En ce qui concernait la journée de cours qui venait de s'écouler, Stiles ne s'était pas trop mal débrouillé, mais si l'on se penchait sur le rythme des battements actuel de son cœur, l'on saurait que son attitude générale n'était que pure comédie. Une comédie bancale par moments, mais nécessaire au plus haut point. Une chance qu'il soit au volant de sa Jeep et qu'il n'ait personne à emmener. En cette fin de journée trouble, Stiles avait besoin d'un petit temps pour lui, histoire de se réaxer, de… Faire en sorte de se reposer l'esprit pendant les quelques minutes de trajet qui le séparaient du loft de Derek. Car son jeu risquait de prendre une autre tournure et son contrôle se devait d'être exemplaire. Par chance, il avait une raison de ne faire aucune erreur, de ne rien laisser voir et quel que soit le temps qui passait, ladite raison se révélait toujours aussi efficace.
Si l'on découvrait sa véritable nature, son père et lui seraient exécutés dans les jours qui suivraient… Et Stiles n'avait pas envie d'emporter qui que ce soit dans la tombe, encore moins Noah qui avait encore toute la vie devant lui. De son côté, il avait bien l'intention de profiter du temps qu'il lui restait. Même s'il se résumait à deux mois flous, Stiles vivrait chaque seconde qui lui était accordée. Il avait un tas de choses à faire avant de partir, n'allez pas croire qu'il comptait se morfondre jusqu'à ce que la mort choisisse de l'emporter.

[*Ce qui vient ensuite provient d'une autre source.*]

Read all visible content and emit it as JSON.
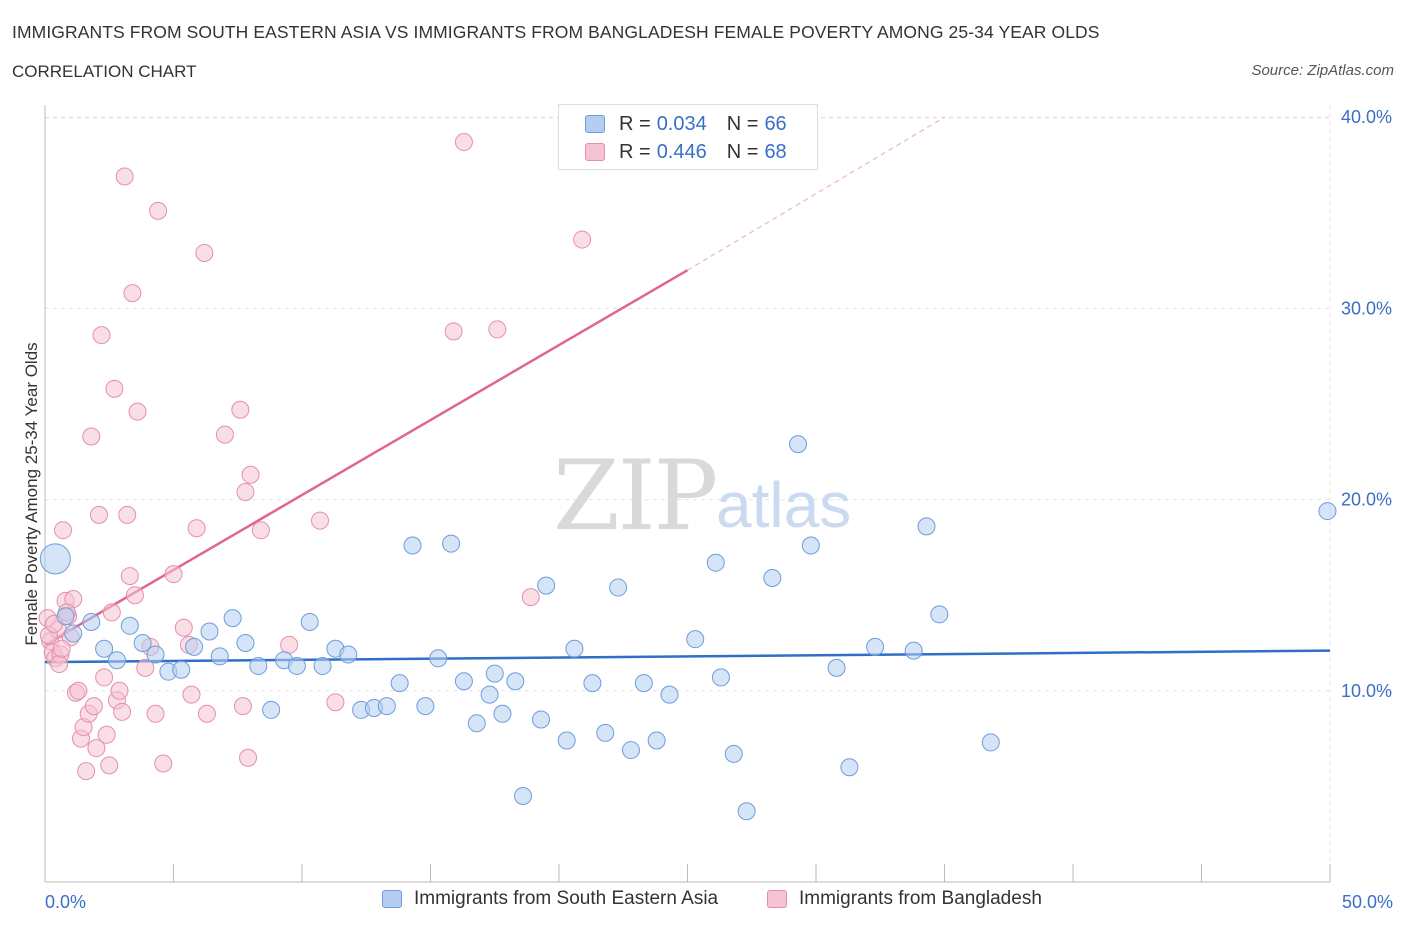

D'ailleurs, il la verrait venir – il entrevoyait déjà ses pieds.
Sa fin était d'ores et déjà prévue, préparée, calculée. Si tout se passait bien, Stiles serait tout d'abord porté disparu. En réalité, il élirait domicile dans un petit chalet en montagne appartenant encore à sa défunte mère. Il y coulerait ses derniers jours de façon aussi paisible que possible sans que l'on puisse remonter jusqu'à lui et le moment venu… Son essence le dévorerait. Détruirait le chalet. Le ferait s'effondrer sous la force des flammes de son agonie. Quoique Stiles ne savait pas vraiment ce qu'il était censé ressentir à ce moment-là : aucun être de son sang et de sa catégorie n'avait jamais pu revenir de la mort pour témoigner de son expérience. Alors quant à la douleur potentielle ou la sensation que l'on devait ressentir en quittant son propre corps embrasé… On repasserait. Stiles finirait bien par le découvrir, de toute façon.

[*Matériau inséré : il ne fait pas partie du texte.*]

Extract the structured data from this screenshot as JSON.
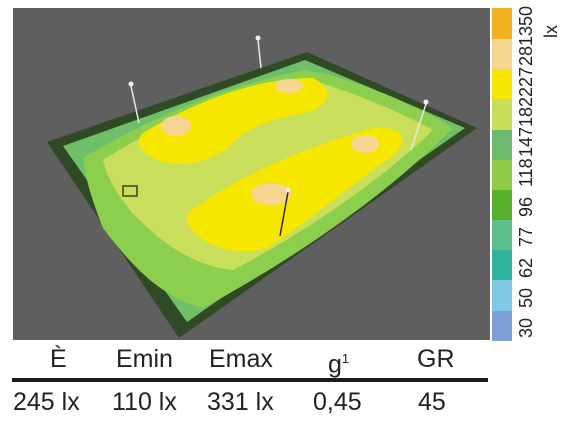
{
  "legend": {
    "unit": "lx",
    "labels": [
      "30",
      "50",
      "62",
      "77",
      "96",
      "118",
      "147",
      "182",
      "227",
      "281",
      "350"
    ],
    "colors": [
      "#7f9fd8",
      "#7fc9e6",
      "#2fb39a",
      "#5cbf8a",
      "#5aaf2c",
      "#8fcb4a",
      "#6db96d",
      "#c8de5a",
      "#f6e600",
      "#f5d58f",
      "#f2b020"
    ]
  },
  "summary": {
    "headers": [
      "È",
      "Emin",
      "Emax",
      "g",
      "GR"
    ],
    "g_superscript": "1",
    "values": [
      "245 lx",
      "110 lx",
      "331 lx",
      "0,45",
      "45"
    ]
  }
}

Tout ce qu'il retenait du plan longuement concocté et discuté avec son père, c'était la culture de son secret.
Rien ni personne ne saurait qui il était, ce qu'il était, ce dont il était capable. Les moindres preuves de sa nature s'éteindraient avec sa vie. L'air de rien, Stiles trouvait cela rassurant. La meute, il l'adorait et il ne supporterait pour ainsi dire pas qu'elle apprenne qu'il lui mentait des années. Si son mensonge relevait de l'obligation, il avait constamment peur que la vérité, en plus de les précipiter, son père et lui, dans le couloir de la mort, fasse changer le regard de ces gens tant aimés sur sa personne.
Et Stiles n'avait pas la moindre envie de décevoir qui que ce soit.

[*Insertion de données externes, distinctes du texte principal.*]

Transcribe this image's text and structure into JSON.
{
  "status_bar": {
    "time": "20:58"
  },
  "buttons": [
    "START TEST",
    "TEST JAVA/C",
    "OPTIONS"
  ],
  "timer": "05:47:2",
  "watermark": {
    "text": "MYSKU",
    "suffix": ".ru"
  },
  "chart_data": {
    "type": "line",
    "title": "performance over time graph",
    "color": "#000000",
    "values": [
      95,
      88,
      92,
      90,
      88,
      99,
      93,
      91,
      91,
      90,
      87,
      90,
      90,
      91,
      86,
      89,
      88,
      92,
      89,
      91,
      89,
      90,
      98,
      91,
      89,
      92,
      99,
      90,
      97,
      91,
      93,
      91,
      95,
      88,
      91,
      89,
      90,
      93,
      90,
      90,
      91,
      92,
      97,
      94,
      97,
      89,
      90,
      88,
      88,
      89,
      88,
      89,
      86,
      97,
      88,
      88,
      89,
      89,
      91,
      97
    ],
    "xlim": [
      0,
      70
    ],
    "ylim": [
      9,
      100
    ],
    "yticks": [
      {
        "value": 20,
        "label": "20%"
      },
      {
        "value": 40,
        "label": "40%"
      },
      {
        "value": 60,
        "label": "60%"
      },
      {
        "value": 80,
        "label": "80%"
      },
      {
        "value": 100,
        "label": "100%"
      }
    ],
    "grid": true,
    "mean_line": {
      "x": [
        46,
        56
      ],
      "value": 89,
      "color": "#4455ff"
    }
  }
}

C'est toujours aussi tendu qu'il gara sa Jeep à une rue ou deux de l'immeuble de Derek. A sa manière, le jeune homme repoussait le moment d'entrer en scène et grattait quelques minutes de tranquillité supplémentaires, minutes auxquelles il ajouterait un peu de marche. Ce jeu qu'il perfectionnait chaque jour était devenu comme une seconde peau, quelque chose qu'il avait l'habitude de faire, de vivre. Mais chaque chose avait, à défaut d'une limite claire, une fin trouble. Et cette seconde peau, il la sentait craqueler au fur et à mesure que le temps passait. Stiles mentirait s'il disait que cela ne le fatiguait pas : s'inventer une nature dépourvue de toute autre arme que la parole était aussi épuisant que la plupart de ses réflexions intérieures mais d'un autre côté, jouer l'humain lui faisait gagner un temps monstrueux. Et l'hyperactif était bien placé pour savoir à quel point chaque seconde d'une vie pouvait être précieuse. Dans son cas, il s'agissait plutôt de jours, de mois.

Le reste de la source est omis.